I’ve started using my iPad Mini a bit more often. I like it, but typing on an iPad reminds me of tap-dancing on ice, so a couple of days ago I ordered a physical keyboard.
The keyboard, a Logitech one, arrived in the post today.
The initial experience of using it was very strange. As my fingers sought out the individual keys my left hand signalled back to my brain with the disturbing news that there was no tab key next to the “A”.
If you touch-type, like this crocodile here, you probably know how weird that feels. The tab key doesn’t get used a lot while typing but it helps the fingers suss out where the “A”, “S” and “D” keys are. Without a tab key I kept pressing “S” when I meant to press “A”. Just imagine the social embarrassment that could cause.
You mean to type: “That meal you cooked was a hit”
You actually type: “That meal you cooked was s hit”
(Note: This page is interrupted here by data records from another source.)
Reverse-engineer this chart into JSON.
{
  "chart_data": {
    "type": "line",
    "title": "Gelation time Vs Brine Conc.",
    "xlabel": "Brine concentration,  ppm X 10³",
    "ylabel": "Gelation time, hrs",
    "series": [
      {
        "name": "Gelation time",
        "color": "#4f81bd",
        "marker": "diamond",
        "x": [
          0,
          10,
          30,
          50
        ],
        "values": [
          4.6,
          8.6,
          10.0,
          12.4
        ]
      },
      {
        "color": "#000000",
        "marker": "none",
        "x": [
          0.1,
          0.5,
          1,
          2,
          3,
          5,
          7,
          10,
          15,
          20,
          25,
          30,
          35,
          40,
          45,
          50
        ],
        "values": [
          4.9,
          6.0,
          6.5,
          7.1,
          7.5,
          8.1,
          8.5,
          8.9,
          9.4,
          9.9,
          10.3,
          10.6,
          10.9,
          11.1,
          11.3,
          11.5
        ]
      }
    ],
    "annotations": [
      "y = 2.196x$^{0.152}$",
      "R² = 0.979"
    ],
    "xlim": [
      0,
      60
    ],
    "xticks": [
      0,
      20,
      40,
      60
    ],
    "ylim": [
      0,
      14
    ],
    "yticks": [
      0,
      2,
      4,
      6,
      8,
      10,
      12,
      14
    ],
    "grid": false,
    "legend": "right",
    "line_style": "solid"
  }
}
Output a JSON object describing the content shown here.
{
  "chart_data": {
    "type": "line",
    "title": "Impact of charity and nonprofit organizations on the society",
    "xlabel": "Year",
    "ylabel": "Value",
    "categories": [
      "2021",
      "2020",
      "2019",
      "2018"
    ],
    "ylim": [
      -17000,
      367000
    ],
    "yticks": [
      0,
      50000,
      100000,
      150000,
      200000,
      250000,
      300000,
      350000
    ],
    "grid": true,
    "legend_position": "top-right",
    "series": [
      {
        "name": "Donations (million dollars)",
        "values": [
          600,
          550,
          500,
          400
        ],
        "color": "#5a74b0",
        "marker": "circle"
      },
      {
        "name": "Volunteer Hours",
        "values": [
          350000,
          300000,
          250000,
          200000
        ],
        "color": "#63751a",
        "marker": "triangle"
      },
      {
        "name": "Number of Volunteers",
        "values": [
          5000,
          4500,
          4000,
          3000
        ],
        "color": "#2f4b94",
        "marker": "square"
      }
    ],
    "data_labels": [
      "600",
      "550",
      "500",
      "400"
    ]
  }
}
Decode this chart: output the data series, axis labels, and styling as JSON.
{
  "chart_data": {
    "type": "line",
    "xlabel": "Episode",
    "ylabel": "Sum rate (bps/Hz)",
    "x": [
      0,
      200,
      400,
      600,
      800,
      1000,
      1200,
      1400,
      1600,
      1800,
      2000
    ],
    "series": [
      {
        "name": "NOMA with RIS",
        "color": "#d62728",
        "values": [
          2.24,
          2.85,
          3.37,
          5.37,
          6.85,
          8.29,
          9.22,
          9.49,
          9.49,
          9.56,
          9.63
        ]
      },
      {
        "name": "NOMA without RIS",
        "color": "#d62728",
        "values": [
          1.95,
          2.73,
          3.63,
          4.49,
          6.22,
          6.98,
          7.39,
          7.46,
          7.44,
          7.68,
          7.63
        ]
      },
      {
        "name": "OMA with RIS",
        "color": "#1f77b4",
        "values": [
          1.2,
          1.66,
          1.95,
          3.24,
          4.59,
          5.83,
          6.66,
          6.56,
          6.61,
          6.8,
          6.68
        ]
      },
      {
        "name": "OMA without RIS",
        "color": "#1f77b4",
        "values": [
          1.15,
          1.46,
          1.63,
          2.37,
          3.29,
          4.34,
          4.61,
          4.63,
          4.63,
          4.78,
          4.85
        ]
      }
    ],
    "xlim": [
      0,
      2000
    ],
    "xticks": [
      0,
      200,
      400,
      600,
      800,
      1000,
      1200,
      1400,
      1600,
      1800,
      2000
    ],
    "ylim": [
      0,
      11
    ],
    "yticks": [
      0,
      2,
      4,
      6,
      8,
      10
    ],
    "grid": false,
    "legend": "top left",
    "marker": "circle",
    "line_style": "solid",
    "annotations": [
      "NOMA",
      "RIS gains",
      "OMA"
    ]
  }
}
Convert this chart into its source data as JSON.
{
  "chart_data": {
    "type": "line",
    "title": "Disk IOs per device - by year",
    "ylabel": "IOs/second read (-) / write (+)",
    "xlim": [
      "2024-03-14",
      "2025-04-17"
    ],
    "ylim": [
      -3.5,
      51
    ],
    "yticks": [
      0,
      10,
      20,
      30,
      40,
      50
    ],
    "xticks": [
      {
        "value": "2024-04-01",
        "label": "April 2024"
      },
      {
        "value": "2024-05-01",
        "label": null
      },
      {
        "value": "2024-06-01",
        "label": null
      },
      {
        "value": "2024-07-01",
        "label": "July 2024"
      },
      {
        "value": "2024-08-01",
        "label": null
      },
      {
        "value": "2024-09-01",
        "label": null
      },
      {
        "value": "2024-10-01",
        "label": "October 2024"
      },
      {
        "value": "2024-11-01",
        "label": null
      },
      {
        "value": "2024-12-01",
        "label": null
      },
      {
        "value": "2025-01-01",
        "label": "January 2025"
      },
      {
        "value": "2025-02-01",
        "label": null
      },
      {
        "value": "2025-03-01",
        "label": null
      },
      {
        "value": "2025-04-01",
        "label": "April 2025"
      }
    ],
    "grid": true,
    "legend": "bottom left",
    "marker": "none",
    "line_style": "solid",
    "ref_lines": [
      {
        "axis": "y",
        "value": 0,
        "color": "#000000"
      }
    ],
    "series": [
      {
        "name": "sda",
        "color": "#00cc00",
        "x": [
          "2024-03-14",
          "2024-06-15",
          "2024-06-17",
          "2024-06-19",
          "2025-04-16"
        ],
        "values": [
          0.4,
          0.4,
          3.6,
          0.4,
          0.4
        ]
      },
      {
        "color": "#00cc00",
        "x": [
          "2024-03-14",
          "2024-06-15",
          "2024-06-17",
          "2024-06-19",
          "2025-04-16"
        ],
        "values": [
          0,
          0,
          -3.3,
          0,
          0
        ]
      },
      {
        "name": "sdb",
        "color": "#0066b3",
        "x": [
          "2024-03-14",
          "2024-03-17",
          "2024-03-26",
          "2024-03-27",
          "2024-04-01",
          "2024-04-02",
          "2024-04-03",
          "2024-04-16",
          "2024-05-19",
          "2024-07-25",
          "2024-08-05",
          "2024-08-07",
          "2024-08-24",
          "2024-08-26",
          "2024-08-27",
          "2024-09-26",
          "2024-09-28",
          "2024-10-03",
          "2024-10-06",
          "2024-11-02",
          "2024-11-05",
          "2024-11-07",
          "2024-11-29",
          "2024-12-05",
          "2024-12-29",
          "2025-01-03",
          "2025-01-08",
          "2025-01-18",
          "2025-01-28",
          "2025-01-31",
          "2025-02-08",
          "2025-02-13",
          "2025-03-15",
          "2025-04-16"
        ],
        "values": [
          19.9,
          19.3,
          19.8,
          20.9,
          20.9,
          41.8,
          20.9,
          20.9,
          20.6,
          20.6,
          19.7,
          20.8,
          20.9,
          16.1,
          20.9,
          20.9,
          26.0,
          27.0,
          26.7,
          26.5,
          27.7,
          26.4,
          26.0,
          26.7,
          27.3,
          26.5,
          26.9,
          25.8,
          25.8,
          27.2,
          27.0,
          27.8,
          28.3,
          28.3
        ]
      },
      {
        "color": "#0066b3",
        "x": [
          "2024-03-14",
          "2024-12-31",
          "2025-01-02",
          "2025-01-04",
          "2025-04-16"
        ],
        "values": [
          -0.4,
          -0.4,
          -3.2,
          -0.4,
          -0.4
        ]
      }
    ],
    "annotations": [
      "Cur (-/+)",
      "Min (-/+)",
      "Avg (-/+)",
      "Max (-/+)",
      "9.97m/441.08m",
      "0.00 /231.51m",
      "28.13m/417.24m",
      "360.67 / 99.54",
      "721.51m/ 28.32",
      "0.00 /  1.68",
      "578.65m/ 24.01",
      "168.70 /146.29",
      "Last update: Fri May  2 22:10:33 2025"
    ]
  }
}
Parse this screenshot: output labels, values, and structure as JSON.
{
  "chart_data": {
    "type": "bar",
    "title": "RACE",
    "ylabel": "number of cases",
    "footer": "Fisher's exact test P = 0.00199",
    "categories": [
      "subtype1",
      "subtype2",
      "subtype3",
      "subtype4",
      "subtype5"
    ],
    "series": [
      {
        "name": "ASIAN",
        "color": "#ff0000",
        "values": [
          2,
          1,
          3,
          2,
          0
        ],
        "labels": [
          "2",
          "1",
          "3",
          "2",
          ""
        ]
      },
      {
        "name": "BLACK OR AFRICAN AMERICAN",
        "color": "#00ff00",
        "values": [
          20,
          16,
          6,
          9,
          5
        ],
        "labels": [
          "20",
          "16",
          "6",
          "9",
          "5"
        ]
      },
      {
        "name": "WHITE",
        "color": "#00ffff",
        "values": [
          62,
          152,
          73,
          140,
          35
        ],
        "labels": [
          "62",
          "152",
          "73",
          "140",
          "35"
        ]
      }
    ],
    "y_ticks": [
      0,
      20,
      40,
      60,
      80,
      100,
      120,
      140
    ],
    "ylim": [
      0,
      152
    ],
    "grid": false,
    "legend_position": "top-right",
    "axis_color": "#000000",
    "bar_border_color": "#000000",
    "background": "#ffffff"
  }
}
As I got more confident and started to type more quickly, a new problem emerged which reminded me of pretty much every time I’ve tried to combine a keyboard with a tablet. This involved the fingers brushing against the iPad’s screen every now and again, causing the cursor to jump to a new random location and making a right mess of the text I was entering. Having to stop typing every five words to reposition the cursor is not my idea of fun and it probably isn’t yours either.
That particular problem seemed to abate quite quickly though. I guess my fingers adjusted their flight paths without a conscious effort on my part, diverting to new routes that allowed them to hop from key to key without hitting the screen. And the little finger on my left hand was gradually coming to terms with its new responsibilities as the “A”-typing key, and my ring finger was making friends with the “S”. I was starting to get to grips with the thing at last.
When writing I redraft sentences all the time. Very rarely do I write something and then leave it as it is. You’d never tell from reading this blog, of course, but it’s true. I’m utterly dependent on shift and arrow keys to select words, lines or entire paragraphs, then move them around or consign them to the scrapheap.
These sorts of things are long-winded and frustrating to do on the iPad’s “soft” keyboard, so I was relieved, as I started to experiment with them, to find that the new “hard” keyboard actually did them pretty well. And when I stopped typing and turned it back into a case again, I was glad to see that the keyboard did the magnetic thing and made the iPad’s screen turn off too, same as the official Apple case. My earlier annoyance with the keyboard started to fade.
I decided to write a post about the keyboard right away, before I became accustomed to its ways and forgot how it had felt in these first five minutes of use. And I thought, maybe I’ll type the post with the new keyboard, to really put it through its paces. Then I thought, life’s too short. So this post has been typed on a “real” keyboard.
Sorry, little keyboard! You’re good – but not that good.